Paper long abstract:
This paper addresses 'fieldwork' or, better, 'the sharing of experience' with the extended community of a Japanese factory partially destroyed by Japan's '3/11' disaster. (Although I discuss here the situation in the immediate two weeks after the disaster, periodic research continues to the present.)
I examine the experience of a group of Japanese managers of a major Japanese multinational corporation charged with overseeing a subsidiary factory located on the US-Mexican border, some 8,000 miles from Tohuku: where their 'mother factory', their communities and, for some, their homes were devastated. I recount an intimate drama experienced in real time, as they desperately sought to communicate with loved ones and, as the days unfolded, gradually weighed up consequences, and attempted to make sense of things.
My analytic focus is trauma experienced 'at a distance' and the personal impact of observing - through the media but, for a period, without private contact with loved ones - one's 'world' being literally torn apart while being, in practical terms, entirely disengaged. Their outrageous helplessness - no doubt, deeply psychologically damaging - required, at least in the short run, a pretense of recovery. Lifetime employees one and all, they placed an impressive emphasis on the role of their company itself as a practical and emotional life raft. I examine here, then, in crisis, the (fictive) kinship between themselves - as well as, by extension, their actual families and local communities - and the weave of their corporate sociality.
Paper short abstract:
Just after the disasters, two sufferers’ communities attempted to save all the livestock left in their homeland illegally and conducted traditional rituals together with them. This paper argues the possibility of the conduction of traditional rituals, which can change the catastrophic state itself.
Paper long abstract:
How can refugees of great disasters regain their normal life while they have to be in unpredictable situations away from their homelands? Especially for those who are unavoidably out of their lands under evacuation orders because of the devastating damage brought about by the earthquakes, subsequent Tsunami or the nuclear power plant accident, the refugees suddenly become unable to tell where they would be after a year or even a month. They inevitably become ignorant if they can get back their livestock or other belongings left in their homes after the disasters.

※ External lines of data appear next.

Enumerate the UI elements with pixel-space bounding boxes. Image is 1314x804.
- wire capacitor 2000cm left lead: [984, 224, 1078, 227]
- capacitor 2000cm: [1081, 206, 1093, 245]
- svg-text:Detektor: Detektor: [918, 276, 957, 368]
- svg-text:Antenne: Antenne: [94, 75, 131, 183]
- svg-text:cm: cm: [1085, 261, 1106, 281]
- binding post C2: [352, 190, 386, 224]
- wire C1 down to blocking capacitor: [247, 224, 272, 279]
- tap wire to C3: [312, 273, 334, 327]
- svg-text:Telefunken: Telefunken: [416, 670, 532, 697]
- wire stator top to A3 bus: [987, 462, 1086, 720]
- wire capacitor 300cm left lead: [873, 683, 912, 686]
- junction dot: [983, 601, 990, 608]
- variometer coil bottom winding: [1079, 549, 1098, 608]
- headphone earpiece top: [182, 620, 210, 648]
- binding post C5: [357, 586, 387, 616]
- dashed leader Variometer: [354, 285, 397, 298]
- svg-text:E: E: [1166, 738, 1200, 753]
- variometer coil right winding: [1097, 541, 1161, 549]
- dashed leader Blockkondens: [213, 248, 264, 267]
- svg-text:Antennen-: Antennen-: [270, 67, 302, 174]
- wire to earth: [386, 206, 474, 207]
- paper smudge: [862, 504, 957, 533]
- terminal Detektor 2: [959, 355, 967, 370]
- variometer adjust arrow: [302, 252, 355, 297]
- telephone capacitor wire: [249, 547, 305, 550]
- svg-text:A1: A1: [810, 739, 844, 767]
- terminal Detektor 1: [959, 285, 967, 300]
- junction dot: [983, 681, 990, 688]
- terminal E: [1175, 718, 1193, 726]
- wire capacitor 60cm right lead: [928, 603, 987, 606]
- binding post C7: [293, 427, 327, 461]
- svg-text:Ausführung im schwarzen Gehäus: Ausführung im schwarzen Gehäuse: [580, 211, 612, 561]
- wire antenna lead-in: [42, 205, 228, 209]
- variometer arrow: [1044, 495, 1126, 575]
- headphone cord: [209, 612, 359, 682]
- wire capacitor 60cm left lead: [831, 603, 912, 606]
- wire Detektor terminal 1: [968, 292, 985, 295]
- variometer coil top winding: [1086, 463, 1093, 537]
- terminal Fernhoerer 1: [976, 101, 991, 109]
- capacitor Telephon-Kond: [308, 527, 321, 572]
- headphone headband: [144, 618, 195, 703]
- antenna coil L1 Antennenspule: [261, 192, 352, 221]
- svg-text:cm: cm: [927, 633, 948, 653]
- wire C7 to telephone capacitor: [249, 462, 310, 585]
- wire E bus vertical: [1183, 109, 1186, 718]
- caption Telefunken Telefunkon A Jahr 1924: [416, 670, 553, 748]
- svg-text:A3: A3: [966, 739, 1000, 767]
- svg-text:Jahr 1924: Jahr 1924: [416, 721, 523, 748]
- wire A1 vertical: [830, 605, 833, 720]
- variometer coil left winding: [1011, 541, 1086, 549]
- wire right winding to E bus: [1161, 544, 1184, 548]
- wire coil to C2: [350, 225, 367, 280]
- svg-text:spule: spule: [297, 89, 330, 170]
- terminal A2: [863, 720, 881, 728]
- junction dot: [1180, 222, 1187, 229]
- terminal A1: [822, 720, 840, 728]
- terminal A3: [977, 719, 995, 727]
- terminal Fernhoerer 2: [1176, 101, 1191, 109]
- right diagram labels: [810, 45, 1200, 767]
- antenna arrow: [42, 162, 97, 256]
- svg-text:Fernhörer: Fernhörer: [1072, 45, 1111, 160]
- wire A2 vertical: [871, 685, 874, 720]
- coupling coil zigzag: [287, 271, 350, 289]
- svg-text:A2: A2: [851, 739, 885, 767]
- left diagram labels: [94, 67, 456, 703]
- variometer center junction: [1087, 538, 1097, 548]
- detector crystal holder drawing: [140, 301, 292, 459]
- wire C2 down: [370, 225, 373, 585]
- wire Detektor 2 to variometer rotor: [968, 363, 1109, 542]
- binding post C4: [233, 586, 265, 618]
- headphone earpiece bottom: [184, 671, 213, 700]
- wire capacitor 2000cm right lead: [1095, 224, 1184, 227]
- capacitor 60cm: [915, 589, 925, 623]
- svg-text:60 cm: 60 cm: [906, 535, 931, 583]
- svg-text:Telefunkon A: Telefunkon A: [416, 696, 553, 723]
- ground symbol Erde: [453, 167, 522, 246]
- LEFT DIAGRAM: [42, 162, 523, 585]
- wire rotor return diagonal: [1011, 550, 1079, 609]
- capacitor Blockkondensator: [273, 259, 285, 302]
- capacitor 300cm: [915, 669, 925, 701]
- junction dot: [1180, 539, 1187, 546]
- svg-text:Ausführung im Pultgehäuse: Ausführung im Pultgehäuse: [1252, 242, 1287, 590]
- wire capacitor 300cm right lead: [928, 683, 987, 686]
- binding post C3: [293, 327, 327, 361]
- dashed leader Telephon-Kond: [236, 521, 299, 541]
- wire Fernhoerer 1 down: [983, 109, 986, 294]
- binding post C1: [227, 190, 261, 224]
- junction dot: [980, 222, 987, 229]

However, two sufferers' communities attempt to save all the livestock left in their homeland "illegally" and successfully conduct traditional rituals, which have been performed for a thousand-years, accompanied by the saved horses and bulls. From these cases, this paper argues the possibility of the traditional rituals, which can contribute to the restoration of their community-order and the reconstruction of their community itself at the time of great catastrophe. Also this case study points out the necessity of more culturally diversified security in order to sustain the victims' communities in considering the disaster prevention.